A sturdy blacksnake, perhaps five feet in length, was stretched along one wet branch, blending in perfectly. The birds were hopping all around it, fussing and scolding and telling me to come get it, come get it now, come get it out of the tree now! And so I did. I got the hoe that I kept handy during the just-ended Summer of the Snake, and I twined the snake in it and carried it away and tossed it into a pasture.

After relocating the offending reptile, I kept thinking about the birds and their urgent entreaties. I thought back to the summer, to the day when the robin came and cried to me that a snake was threatening her nest. I wondered if the birds talk to each other in their way, and I wondered if I have a reputation among them? If a snake comes, go tell the old man who lives in that house. He’ll come and take the snake away.
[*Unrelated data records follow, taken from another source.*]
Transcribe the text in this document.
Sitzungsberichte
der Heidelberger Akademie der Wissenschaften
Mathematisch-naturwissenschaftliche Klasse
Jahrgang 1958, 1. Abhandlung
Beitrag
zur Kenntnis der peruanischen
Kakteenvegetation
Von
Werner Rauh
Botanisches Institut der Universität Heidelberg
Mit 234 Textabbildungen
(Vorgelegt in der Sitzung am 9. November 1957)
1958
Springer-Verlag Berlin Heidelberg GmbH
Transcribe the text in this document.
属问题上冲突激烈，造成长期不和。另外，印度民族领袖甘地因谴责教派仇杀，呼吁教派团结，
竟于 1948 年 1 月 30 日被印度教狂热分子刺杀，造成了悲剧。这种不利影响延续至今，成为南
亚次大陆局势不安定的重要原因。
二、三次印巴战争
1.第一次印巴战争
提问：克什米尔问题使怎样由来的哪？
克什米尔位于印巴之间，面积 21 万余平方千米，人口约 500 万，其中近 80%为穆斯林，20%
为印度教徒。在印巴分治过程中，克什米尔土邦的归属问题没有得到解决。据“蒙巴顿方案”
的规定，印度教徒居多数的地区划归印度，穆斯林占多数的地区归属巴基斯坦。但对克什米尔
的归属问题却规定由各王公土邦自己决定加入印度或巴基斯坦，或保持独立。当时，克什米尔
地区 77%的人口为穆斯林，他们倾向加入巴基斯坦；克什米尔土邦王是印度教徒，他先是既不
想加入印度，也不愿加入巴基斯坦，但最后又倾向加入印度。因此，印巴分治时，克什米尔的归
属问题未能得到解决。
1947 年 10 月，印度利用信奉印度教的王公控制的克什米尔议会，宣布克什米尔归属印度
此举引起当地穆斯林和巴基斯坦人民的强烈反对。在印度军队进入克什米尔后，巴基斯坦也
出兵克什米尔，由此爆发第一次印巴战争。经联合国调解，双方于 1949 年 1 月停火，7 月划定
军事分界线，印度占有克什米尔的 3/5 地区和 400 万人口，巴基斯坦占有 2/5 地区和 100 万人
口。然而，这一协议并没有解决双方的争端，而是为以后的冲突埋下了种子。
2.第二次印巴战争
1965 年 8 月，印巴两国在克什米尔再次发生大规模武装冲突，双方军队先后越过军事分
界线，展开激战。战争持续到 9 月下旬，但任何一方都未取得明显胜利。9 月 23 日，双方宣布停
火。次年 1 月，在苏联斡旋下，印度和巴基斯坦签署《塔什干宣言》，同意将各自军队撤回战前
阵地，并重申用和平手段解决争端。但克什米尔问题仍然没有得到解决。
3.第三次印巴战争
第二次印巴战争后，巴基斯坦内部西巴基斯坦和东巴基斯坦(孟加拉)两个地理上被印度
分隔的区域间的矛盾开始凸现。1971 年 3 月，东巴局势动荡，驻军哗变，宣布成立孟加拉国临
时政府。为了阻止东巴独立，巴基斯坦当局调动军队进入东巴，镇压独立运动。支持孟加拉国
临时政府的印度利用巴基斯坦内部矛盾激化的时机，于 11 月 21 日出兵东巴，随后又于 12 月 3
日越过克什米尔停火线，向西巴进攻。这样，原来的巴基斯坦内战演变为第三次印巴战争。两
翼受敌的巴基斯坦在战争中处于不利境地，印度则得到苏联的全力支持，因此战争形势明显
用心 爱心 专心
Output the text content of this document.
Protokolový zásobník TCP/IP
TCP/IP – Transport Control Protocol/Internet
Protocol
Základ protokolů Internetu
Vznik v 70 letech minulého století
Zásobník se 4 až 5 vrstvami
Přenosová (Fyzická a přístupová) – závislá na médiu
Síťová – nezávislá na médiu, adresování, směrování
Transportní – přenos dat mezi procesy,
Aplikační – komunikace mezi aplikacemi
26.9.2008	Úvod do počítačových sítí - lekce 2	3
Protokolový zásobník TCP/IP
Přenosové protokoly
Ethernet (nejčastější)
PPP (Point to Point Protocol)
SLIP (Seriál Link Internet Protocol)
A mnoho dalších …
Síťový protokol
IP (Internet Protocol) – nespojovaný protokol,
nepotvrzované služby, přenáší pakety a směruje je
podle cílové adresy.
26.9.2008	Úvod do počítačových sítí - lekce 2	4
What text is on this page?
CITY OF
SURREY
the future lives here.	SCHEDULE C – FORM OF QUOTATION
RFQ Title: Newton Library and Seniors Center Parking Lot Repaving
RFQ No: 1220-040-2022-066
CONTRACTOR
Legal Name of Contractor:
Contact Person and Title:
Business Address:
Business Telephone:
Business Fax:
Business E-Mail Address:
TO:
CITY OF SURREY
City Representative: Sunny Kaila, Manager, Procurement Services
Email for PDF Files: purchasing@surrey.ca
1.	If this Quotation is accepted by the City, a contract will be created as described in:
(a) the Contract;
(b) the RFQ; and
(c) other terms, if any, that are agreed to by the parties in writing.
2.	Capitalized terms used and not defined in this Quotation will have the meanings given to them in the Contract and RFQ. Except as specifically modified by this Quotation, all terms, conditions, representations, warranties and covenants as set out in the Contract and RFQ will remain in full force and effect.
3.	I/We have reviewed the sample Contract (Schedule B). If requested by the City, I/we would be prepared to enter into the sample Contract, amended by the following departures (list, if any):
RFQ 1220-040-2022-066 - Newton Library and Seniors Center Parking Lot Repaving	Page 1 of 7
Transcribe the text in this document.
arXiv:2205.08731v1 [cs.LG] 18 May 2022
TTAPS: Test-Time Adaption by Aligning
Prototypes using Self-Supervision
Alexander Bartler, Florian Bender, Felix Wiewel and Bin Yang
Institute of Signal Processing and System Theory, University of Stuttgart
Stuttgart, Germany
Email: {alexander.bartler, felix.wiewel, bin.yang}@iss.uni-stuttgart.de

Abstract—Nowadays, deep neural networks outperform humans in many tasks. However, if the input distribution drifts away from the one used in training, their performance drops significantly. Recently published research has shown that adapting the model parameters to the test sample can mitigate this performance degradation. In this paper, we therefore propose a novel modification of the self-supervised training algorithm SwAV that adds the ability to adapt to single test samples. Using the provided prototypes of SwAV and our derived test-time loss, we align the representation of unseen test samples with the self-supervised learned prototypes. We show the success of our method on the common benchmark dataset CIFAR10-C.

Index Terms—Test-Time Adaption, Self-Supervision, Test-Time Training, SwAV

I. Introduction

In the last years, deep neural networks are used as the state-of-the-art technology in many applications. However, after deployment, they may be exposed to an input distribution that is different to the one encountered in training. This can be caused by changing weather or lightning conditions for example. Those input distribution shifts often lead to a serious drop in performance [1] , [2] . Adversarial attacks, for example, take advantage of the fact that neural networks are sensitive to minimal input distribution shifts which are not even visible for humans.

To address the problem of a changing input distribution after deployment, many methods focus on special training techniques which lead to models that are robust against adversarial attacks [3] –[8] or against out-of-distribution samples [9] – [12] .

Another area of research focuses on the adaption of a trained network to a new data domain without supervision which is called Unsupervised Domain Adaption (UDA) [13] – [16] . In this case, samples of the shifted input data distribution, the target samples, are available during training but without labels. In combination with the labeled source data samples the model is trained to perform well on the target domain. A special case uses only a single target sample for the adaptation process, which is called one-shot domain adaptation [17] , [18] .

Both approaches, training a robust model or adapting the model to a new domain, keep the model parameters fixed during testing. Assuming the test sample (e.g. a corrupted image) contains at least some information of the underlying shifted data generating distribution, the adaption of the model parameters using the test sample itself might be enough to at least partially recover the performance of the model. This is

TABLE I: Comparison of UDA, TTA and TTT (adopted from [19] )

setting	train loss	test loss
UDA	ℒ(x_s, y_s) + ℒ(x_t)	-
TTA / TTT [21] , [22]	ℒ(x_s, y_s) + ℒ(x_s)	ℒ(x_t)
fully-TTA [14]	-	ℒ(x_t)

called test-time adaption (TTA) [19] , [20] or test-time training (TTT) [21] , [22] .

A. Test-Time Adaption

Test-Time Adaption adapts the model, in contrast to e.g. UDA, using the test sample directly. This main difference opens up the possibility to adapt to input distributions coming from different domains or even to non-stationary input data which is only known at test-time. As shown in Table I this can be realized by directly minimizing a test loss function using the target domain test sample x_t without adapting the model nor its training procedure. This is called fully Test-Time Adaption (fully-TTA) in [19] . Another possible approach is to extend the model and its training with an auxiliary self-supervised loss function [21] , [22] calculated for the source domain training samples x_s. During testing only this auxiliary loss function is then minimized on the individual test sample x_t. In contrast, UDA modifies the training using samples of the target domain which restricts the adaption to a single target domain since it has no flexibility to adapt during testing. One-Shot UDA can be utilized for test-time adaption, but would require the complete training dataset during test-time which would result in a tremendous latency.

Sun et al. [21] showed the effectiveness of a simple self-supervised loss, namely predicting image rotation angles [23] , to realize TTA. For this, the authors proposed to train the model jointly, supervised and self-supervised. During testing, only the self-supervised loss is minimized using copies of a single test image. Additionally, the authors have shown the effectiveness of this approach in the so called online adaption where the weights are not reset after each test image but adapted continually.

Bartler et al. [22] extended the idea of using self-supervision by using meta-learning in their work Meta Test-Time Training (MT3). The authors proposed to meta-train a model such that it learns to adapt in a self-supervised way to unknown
There is enmity between him and the snake, and the enmity stretches back many, many nest-buildings. Tell the old man.

I like to think this is the way of things.

I also like to think that a certain spotted dog dreams in English, and that he is planning the things he will do when we go for our evening walk in the milky curtain of rain and fog that sits out there in the fields. For now, though, he remains wrapped in soft cloth, his ribs rising with his dreaming breaths.

~ S.K . Orr

2 Comments

  • JAMES

    My father once told me something that has served me very well over the years.

    “Son, you will never have everything you want; but as long as you have everything you need you will be way ahead of most people.”
    Thankfully I never forgot this.

    Your friend John had everything he needed.